Sebastian Payne

Class warfare is back, and not just in politics or from the left

Class is back with a vengeance, and not just thanks to the Andrew Mitchell saga. Today’s newspapers are chock full of stories across the news spectrum linked back to class. The Mail, for example, has declared all-out war on the government, with a splash of ‘Who do you they think they are?’ — a front page one could expect to see from the Mirror. The Mitchell-Osborne matter receives the double page treatment, lambasting both affairs with ‘Exit Mitchell, four weeks late’ and ‘Move Mr Osborne? But he can’t possibly sit in standard class’. Their coverage is summarised in a strong op-ed by Simon Heffer discussing class attacks on the Tories.
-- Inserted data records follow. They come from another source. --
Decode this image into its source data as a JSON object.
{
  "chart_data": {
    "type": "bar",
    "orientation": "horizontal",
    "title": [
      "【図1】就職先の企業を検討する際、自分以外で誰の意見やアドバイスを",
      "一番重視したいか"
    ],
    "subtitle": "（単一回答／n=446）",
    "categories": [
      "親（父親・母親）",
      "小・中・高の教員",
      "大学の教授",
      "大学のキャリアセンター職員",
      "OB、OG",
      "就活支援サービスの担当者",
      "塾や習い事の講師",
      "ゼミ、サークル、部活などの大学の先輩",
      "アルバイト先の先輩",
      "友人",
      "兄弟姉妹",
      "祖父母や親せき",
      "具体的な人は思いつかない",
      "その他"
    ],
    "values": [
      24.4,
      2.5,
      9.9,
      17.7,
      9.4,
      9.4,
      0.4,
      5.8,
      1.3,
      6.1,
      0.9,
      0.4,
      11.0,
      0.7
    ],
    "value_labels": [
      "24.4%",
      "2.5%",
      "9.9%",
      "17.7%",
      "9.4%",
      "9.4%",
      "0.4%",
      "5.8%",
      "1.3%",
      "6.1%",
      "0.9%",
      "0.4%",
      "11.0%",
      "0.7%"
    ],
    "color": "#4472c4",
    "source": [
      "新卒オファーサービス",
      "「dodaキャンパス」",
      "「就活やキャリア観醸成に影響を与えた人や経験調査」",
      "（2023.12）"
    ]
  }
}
The Telegraph has also splashed with both ‘plebgate’ and ‘great train snobbery’ lines aimed at Mitchell and George Osborne, continuing onto p4 saying the Chief Whip has seen ‘decades of work undone in a fleeting moment’. Even Peter Oborne  says ‘Conservative ministers think they are above the law, and that the rules which apply to ordinary people simply don’t apply to them.’

Towards the centre ground, the Times has a double-page spread on Mitchell’s resignation, entitled ‘How a proud man lost his swagger and his authority among MPs’, suggesting the developments now places Cameron’s government on a par with the late-era Major government.